Within the financial services sector, blockchain activity has been advancing for a number of years. RBC, JP Morgan, Citibank, American Express, Visa and MasterCard are among the long list of enterprises conducting multiple blockchain-related efforts. Central banks are also following suit: A recent white paper from the World Economic Forum describes several use cases and how central banks are using blockchain technology to address long-standing issues within the industry, such as financial inclusion and payment efficiency.
Weighing the Options
In spite of these exciting applications, blockchain isn’t necessarily the answer for everyone. Blockchain and decentralized technologies enable data robustness and integrity and eliminate the need for intermediaries. However, they can also have certain disadvantages when compared to more centralized databases and systems.
In some cases, security vulnerabilities have given certain blockchain applications, such as smart contracts, a bad reputation and slowed enterprise adoption. In order to unleash its potential, security issues need to be addressed. Additionally, some technologies are unready and untested for large-scale enterprise implementation.

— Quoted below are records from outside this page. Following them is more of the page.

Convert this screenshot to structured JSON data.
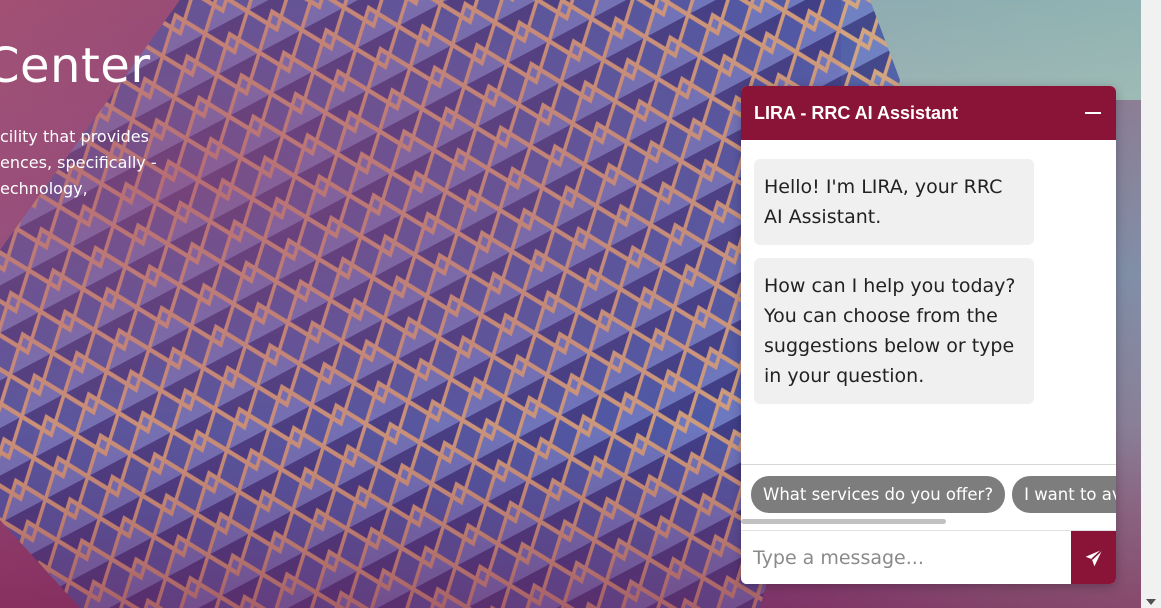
{
  "hero": {
    "title": "Center",
    "lines": [
      "cility that provides",
      "ences, specifically -",
      "echnology,"
    ]
  },
  "chat": {
    "title": "LIRA - RRC AI Assistant",
    "messages": [
      "Hello! I'm LIRA, your RRC AI Assistant.",
      "How can I help you today? You can choose from the suggestions below or type in your question."
    ],
    "suggestions": [
      "What services do you offer?",
      "I want to avai"
    ],
    "input_placeholder": "Type a message...",
    "icons": {
      "minimize": "minimize-icon",
      "send": "send-icon"
    }
  },
  "colors": {
    "brand": "#8a1437",
    "chip": "#7d7d7d",
    "bubble": "#f0f0f0"
  }
}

So how can companies test the waters and determine if a blockchain solution is right for them? I suggest conducting small, low-risk experiments to understand the full potential of blockchain for your organization.
Pilots are a great place to start. They are often less complex to implement and provide a starting point for companies to assess and expand once more information is known. Explore, hypothesize, make mistakes, observe and, if a pilot proves successful, be prepared to scale.
What’s Next
The examples above highlight just a few of the industries being impacted by blockchain solutions. From pharmaceuticals to food safety, there is enormous potential for enterprises to reinvent the way they operate and get ahead of the competition. We can create efficiencies and solve problems that we haven’t been able to solve previously with other technology, leading to substantial competitive advantages.
Even with all these existing use cases, we’re still at an early stage in this industry. As blockchain technology becomes more mainstream, I expect further investment in blockchain education and R&D. I believe that this will, in turn, create unprecedented opportunities for growth.